The Coinomi wallet passphrase sends users to a spell check service Google unencrypted, revealing fraudsters access to private information and giving the opportunity to seize the funds of users.
About the problem became known after angry posts on Twitter programmer Warita al Mawali, who discovered the security gap, investigating the mysterious theft of 90% of their funds.
Al Mawali said that during the configuration of the Coinomi wallet, when the user enters a mnemonic phrase (seed), the application Coinomi captures user-entered text data and automatically sends them to the Google Spellcheck API to check the spelling in the clear.
Like any other app based on Chromium, the wallet application is integrated with various features geared toward Google, such as automatic spell checker for all text boxes for user input. It seems that the problem lies in the fact that the Coinomi team did not bother to disable this feature in the UI code of his wallet, which led to a situation where a backup of the phrases of purses of all of their users were leaked via HTTP during the install process and setup wallet.

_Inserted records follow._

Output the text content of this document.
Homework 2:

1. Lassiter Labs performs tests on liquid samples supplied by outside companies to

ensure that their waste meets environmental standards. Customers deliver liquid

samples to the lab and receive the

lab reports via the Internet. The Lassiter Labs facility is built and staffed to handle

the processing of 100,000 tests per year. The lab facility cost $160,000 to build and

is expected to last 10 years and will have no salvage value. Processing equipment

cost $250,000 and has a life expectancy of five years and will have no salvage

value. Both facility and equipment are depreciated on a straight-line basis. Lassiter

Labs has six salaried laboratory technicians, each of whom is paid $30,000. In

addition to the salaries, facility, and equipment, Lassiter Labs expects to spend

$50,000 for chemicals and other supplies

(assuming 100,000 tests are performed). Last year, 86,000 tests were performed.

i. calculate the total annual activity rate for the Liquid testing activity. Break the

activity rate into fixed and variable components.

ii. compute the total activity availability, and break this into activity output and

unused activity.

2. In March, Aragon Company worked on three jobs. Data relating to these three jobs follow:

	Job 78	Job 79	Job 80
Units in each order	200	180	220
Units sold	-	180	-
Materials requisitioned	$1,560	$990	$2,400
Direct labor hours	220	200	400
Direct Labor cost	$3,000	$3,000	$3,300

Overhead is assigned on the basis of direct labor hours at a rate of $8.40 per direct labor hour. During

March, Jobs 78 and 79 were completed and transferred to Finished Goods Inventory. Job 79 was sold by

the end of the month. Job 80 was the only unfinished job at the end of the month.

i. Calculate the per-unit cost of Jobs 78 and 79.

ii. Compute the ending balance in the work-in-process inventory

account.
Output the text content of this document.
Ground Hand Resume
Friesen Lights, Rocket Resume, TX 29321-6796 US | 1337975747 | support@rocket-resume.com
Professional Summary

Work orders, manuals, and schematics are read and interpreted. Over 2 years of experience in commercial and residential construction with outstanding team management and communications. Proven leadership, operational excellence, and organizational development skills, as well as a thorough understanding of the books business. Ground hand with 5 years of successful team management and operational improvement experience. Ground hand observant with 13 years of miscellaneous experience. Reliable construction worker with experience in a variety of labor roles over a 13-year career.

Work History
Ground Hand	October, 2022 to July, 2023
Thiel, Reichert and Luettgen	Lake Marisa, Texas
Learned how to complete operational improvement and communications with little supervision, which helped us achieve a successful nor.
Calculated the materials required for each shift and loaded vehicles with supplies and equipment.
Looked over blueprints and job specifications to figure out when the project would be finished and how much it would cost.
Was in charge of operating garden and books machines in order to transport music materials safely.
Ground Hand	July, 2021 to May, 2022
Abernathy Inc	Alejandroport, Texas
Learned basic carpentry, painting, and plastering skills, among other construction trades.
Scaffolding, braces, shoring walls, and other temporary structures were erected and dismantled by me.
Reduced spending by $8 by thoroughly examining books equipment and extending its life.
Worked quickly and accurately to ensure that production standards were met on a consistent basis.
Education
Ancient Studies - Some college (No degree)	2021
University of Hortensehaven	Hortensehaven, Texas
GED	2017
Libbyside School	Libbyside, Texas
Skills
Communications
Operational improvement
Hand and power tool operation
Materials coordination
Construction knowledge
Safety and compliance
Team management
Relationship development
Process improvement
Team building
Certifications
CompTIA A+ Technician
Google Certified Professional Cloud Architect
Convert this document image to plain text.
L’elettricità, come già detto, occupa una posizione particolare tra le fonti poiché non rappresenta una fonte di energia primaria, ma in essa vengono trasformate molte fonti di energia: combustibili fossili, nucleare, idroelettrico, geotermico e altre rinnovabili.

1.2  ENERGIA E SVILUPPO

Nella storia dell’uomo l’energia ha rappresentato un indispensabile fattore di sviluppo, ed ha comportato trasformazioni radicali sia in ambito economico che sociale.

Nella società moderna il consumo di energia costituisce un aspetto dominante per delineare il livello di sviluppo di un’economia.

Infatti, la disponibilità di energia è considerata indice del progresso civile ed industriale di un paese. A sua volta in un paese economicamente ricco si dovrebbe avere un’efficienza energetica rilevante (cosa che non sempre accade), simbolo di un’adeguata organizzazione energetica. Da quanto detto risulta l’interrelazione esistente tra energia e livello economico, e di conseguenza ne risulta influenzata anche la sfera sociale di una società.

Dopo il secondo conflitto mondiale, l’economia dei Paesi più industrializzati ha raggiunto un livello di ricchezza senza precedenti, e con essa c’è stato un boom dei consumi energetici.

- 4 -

Anyone who is able to intercept web traffic from the app wallet will be able to see the seed-phrase application of the Coinomi wallet unencrypted. This phrase allows attackers to obtain with the help of restore access to all of the funds held in the user’s wallet.
Although al-Mawali there is no conclusive evidence that this is the way hackers gained access to his data that he claims was stolen, only the funds that were kept in the Coinomi wallet, and so he sees no other way to steal the cryptocurrency than through the access mnemonic phrase Coinomi.
“Anyone involved in technology and cryptocurrency that knows what (…) 12 random English words separated by spaces will probably become a code phrase for cryptocurrency wallet,” said al Mawali.
The researcher created a special web site where it described the problem and the experiment, which he spent trying to get Coinomi to admit vulnerability. He has also published a video with a test of its concept, which was later independently verified and reproduced by Luke Childs, a security researcher.
Coinomi that offer multi-cryptocurrency app for wallets for Android, iOS, Linux, Mac and Windows, has not responded to the request of the affected user with an offer to compensate for the stolen funds. However, the updated version of the application appeared the next day after the treatment of the user.
Al Mawali claims that he lost from 60’000 to 70’000 US dollars in various cryptocurrencies. His version of the theft of funds was confirmed by other messages in the thread Coinomi on the forum Reddit, where users complain that once they woke up and found that all of their wallets Coinomi, was devastated in one night.